US General Stanley McChrystal said that US and other NATO troops must make a “cultural shift” away from being a force designed for high intensity combat and instead make protecting Afghan civilians their first priority.
The newly arrived four-star commander said on Wednesday he hoped to install a new military mindset by drilling into troops the need to reduce the number of Afghan civilians killed in combat.
McChrystal is expected to formally announce new combat rules within days that will order troops to break away from fights — if they can do so safely — if militants are firing from civilian homes.
PHOTO: AP
One effect of the new order will be that troops may have to wait out insurgents instead of using force to oust them, he said.
“Traditionally American forces are designed for conventional, high-intensity combat,” McChrystal said during a visit to Camp Leatherneck, a new US Marine base housing thousands of newly deployed Marines in southern Helmand Province.
“In my mind what we’ve really got to do is make a cultural shift,” he said.
Because the military is such a big organization, the new message will take “constant repetition,” he said.
Afghan President Hamid Karzai has pleaded with US and NATO forces for years to reduce the number of villagers killed in combat.
Karzai has long said that such deaths turn civilians away from the government and international forces and toward the Taliban, a point McChrystal underscored.

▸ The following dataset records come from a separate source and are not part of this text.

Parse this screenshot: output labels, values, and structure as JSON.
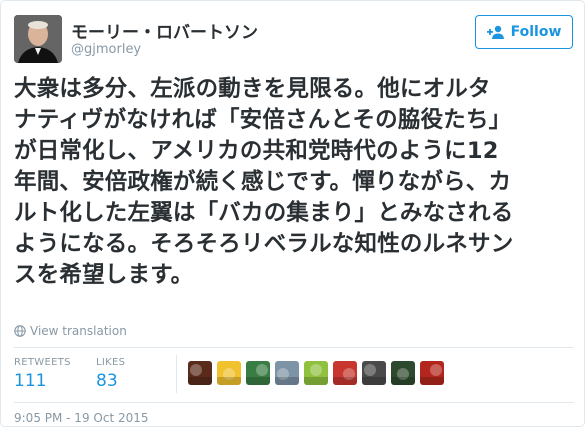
{
  "author": {
    "display_name": "モーリー・ロバートソン",
    "handle": "@gjmorley"
  },
  "follow_button": {
    "label": "Follow",
    "icon": "add-person-icon"
  },
  "tweet": {
    "line1": "大衆は多分、左派の動きを見限る。他にオルタ",
    "line2": "ナティヴがなければ「安倍さんとその脇役たち」",
    "line3": "が日常化し、アメリカの共和党時代のように12",
    "line4": "年間、安倍政権が続く感じです。憚りながら、カ",
    "line5": "ルト化した左翼は「バカの集まり」とみなされる",
    "line6": "ようになる。そろそろリベラルな知性のルネサン",
    "line7": "スを希望します。"
  },
  "translate": {
    "label": "View translation",
    "icon": "globe-icon"
  },
  "stats": {
    "retweets_label": "RETWEETS",
    "retweets_value": "111",
    "likes_label": "LIKES",
    "likes_value": "83"
  },
  "likers": [
    {
      "name": "liker-avatar-1",
      "color": "#5a2b1a"
    },
    {
      "name": "liker-avatar-2",
      "color": "#f2c12e"
    },
    {
      "name": "liker-avatar-3",
      "color": "#3a7d44"
    },
    {
      "name": "liker-avatar-4",
      "color": "#7d93a6"
    },
    {
      "name": "liker-avatar-5",
      "color": "#8fc13f"
    },
    {
      "name": "liker-avatar-6",
      "color": "#c7372f"
    },
    {
      "name": "liker-avatar-7",
      "color": "#4a4a4a"
    },
    {
      "name": "liker-avatar-8",
      "color": "#2e4a2e"
    },
    {
      "name": "liker-avatar-9",
      "color": "#b3261e"
    }
  ],
  "timestamp": "9:05 PM - 19 Oct 2015",
  "colors": {
    "accent": "#1b95e0",
    "muted": "#8899a6",
    "text": "#292f33",
    "border": "#e1e8ed"
  }
}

“When you do anything that harms the people, you just have a huge chance of alienating the population,” he said. “And so even with the best of intentions, if our operation causes them to lose property or loved ones, there is almost no way somebody cannot be impacted in how they view the government and us, the coalition forces.”
Thousands of Marines this spring have poured into Helmand — the nation’s most violent province and the world’s largest producer of opium poppies. Southern Afghanistan is the center of the Taliban-led insurgency, which has made a violent comeback in the last three years.
McChrystal, who took command of all US and NATO troops in Afghanistan last week, was making his first visits to regional commanders to outline the new combat rules.
He said later that US troops may have been overconfident in the early years of the Afghan conflict after the Taliban regime fell so easily. He said the US may have “oversimplified” the Afghan challenge as a result.
Brigadier General Larry Nicholson, the Marine commander at Camp Leatherneck, said his forces were already following McChrystal’s new commands.
“Our focus from the very beginning has not been Taliban. It’s been civilians,” he said. “We’ve paid a lot of attention to avoiding civilian casualties ... We have a lot of combat vets, a lot of Iraq vets. And I think we learned early on the importance of trust and support of the locals.”
“There will be plenty of opportunities to kill Taliban, and we’re pretty good at that. But the focus here, the reason we’re here, is the people, not the Taliban,” he said.
The Pentagon has asked the general for a 60-day review of the Afghan war, a review that could result in a recommendation to shift troops to new locations in Afghanistan. McChrystal said he didn’t yet know if he would request more troops.
The Pentagon abruptly pulled McChrystal’s predecessor — General David McKiernan — out of Afghanistan one year into a two-year assignment.